Jun 15 01:46:50 ip-172-30-1-13 k3s[8118]: {"level":"warn","ts":"2021-06-15T01:46:50.161Z","caller":"grpclog/grpclog.go:60","msg":"grpc: addrConn.createTransport failed to connect to {https://127.0.0.1:2379 <nil> 0 <nil>}. Err :connection error: desc = \"transport: Error while dialing dial tcp 127.0.0.1:2379: connect: connection refused\". Reconnecting..."}
Jun 15 01:46:51 ip-172-30-1-13 k3s[8118]: {"level":"warn","ts":"2021-06-15T01:46:51.162Z","caller":"grpclog/grpclog.go:60","msg":"grpc: addrConn.createTransport failed to connect to {https://127.0.0.1:2379 <nil> 0 <nil>}. Err :connection error: desc = \"transport: Error while dialing dial tcp 127.0.0.1:2379: connect: connection refused\". Reconnecting..."}
Jun 15 01:46:52 ip-172-30-1-13 k3s[8118]: {"level":"warn","ts":"2021-06-15T01:46:52.853Z","caller":"grpclog/grpclog.go:60","msg":"grpc: addrConn.createTransport failed to connect to {https://127.0.0.1:2379 <nil> 0 <nil>}. Err :connection error: desc = \"transport: Error while dialing dial tcp 127.0.0.1:2379: connect: connection refused\". Reconnecting..."}
Jun 15 01:46:54 ip-172-30-1-13 k3s[8118]: {"level":"warn","ts":"2021-06-15T01:46:54.141Z","caller":"grpclog/grpclog.go:60","msg":"grpc: addrConn.createTransport failed to connect to {https://127.0.0.1:2379 <nil> 0 <nil>}. Err :connection error: desc = \"transport: Error while dialing dial tcp 127.0.0.1:2379: connect: connection refused\". Reconnecting..."}
Jun 15 01:46:55 ip-172-30-1-13 k3s[8118]: {"level":"warn","ts":"2021-06-15T01:46:55.141Z","caller":"grpclog/grpclog.go:60","msg":"grpc: addrConn.createTransport failed to connect to {https://127.0.0.1:2379 <nil> 0 <nil>}. Err :connection error: desc = \"transport: Error while dialing dial tcp 127.0.0.1:2379: connect: connection refused\". Reconnecting..."}
Jun 15 01:46:55 ip-172-30-1-13 k3s[8118]: {"level":"warn","ts":"2021-06-15T01:46:55.175Z","caller":"grpclog/grpclog.go:60","msg":"grpc: addrConn.createTransport failed to connect to {https://127.0.0.1:2379 <nil> 0 <nil>}. Err :connection error: desc = \"transport: Error while dialing dial tcp 127.0.0.1:2379: connect: connection refused\". Reconnecting..."}
My Setup -> ubuntu version 18.04 -> trying to setup 3 master nodes. -> all the nodes are reachable from eachother
Here is the group_vars
---
k3s_version: v1.19.5+k3s1
ansible_user: ubuntu
systemd_dir: /etc/systemd/system
apiserver_endpoint: "{{ hostvars[groups['master'][0]]['ansible_host'] | default(groups['master'][0]) }}"
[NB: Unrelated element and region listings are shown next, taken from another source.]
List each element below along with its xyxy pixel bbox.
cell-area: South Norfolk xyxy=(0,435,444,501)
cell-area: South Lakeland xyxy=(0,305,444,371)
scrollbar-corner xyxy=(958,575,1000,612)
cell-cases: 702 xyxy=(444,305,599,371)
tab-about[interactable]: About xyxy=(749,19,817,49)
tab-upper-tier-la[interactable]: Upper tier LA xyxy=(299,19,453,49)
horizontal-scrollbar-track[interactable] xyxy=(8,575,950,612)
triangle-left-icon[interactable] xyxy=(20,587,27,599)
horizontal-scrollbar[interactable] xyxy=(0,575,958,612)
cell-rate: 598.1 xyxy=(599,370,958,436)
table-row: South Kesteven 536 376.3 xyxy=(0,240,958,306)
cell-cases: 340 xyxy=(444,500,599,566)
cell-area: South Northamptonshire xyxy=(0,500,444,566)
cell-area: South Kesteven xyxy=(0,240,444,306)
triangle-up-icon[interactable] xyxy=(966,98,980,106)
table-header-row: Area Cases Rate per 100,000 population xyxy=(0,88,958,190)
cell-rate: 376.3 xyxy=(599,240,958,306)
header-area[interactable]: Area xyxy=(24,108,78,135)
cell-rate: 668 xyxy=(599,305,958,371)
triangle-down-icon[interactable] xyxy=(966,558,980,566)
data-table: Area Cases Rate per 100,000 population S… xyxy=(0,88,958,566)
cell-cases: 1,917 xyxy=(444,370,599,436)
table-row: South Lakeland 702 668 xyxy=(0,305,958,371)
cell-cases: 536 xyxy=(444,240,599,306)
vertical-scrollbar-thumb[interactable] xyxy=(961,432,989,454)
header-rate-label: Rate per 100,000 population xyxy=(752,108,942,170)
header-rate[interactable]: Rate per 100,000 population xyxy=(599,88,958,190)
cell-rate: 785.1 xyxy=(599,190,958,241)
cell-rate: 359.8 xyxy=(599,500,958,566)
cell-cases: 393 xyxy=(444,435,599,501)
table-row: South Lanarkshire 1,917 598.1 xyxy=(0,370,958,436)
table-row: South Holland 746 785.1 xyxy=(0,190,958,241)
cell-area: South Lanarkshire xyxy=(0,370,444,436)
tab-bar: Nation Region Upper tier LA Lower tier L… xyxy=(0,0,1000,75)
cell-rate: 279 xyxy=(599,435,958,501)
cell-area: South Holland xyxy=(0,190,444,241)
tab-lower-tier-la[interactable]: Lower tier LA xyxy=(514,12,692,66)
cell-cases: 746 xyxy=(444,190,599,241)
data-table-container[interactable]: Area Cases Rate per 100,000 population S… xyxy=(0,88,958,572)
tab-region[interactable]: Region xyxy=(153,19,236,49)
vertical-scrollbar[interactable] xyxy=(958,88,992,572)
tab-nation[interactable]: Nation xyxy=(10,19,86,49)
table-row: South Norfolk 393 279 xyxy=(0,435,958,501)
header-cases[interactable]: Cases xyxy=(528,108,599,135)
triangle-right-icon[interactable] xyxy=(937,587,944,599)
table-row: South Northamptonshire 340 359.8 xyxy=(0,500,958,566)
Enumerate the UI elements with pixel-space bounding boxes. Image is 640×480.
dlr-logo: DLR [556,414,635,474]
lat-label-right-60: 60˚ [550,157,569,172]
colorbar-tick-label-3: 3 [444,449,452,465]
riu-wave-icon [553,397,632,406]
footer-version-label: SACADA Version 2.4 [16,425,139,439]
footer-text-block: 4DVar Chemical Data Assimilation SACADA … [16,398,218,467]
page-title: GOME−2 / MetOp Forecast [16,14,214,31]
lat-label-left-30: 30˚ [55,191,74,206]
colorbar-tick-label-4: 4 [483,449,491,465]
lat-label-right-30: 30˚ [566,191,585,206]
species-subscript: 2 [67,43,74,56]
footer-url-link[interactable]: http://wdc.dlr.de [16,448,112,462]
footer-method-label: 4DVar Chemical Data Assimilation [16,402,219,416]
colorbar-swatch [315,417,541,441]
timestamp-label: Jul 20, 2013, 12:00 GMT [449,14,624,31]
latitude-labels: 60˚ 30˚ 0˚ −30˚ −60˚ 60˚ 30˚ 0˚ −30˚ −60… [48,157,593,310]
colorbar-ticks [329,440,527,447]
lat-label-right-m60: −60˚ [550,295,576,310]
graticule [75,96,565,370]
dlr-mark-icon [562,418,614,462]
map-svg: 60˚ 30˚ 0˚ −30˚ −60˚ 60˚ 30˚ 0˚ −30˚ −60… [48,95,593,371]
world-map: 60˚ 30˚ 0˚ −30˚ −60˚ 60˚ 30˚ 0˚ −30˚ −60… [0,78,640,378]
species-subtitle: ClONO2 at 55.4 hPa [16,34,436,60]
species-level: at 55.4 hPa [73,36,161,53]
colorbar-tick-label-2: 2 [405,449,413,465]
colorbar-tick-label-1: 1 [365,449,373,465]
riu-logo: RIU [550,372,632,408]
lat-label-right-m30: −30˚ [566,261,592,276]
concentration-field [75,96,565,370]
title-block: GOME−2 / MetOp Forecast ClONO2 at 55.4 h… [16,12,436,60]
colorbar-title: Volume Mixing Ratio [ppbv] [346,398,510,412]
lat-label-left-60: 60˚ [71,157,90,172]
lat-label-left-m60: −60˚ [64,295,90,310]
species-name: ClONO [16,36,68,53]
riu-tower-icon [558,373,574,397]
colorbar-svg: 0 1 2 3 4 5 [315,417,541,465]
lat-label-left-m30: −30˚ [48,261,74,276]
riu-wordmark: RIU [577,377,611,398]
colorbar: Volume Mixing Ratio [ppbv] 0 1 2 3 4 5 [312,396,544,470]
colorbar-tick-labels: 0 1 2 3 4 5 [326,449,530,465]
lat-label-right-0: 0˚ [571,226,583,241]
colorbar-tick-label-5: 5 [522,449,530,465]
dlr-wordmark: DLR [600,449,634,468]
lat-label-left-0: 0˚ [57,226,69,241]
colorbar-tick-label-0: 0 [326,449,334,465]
k3s_token: "mysupersecuretoken"
extra_server_args: ""
extra_agent_args: ""


@St0rmingBr4in do I need to add extra arguments for this or setup a seperate etcd server outside the cluster for it to properly work?
@St0rmingBr4in Are there any news/updates? Also, is the current state of the PR working or is there still some functionality missing?
@TannerGabriel This PR is working on all platforms but centos due to the version of systemd being too old. To make it work for centos we would need to rewrite it in a different way.
@St0rmingBr4in Thanks. I will probably try it out myself this weekend. Is the centos error the reason why the PR is not getting merged, or are there some other holdups (things that still need to be done)?
@TannerGabriel Yes this is the main blocker.
According to this article, CentOS 7 can now run systemd 231. Has anyone tried this?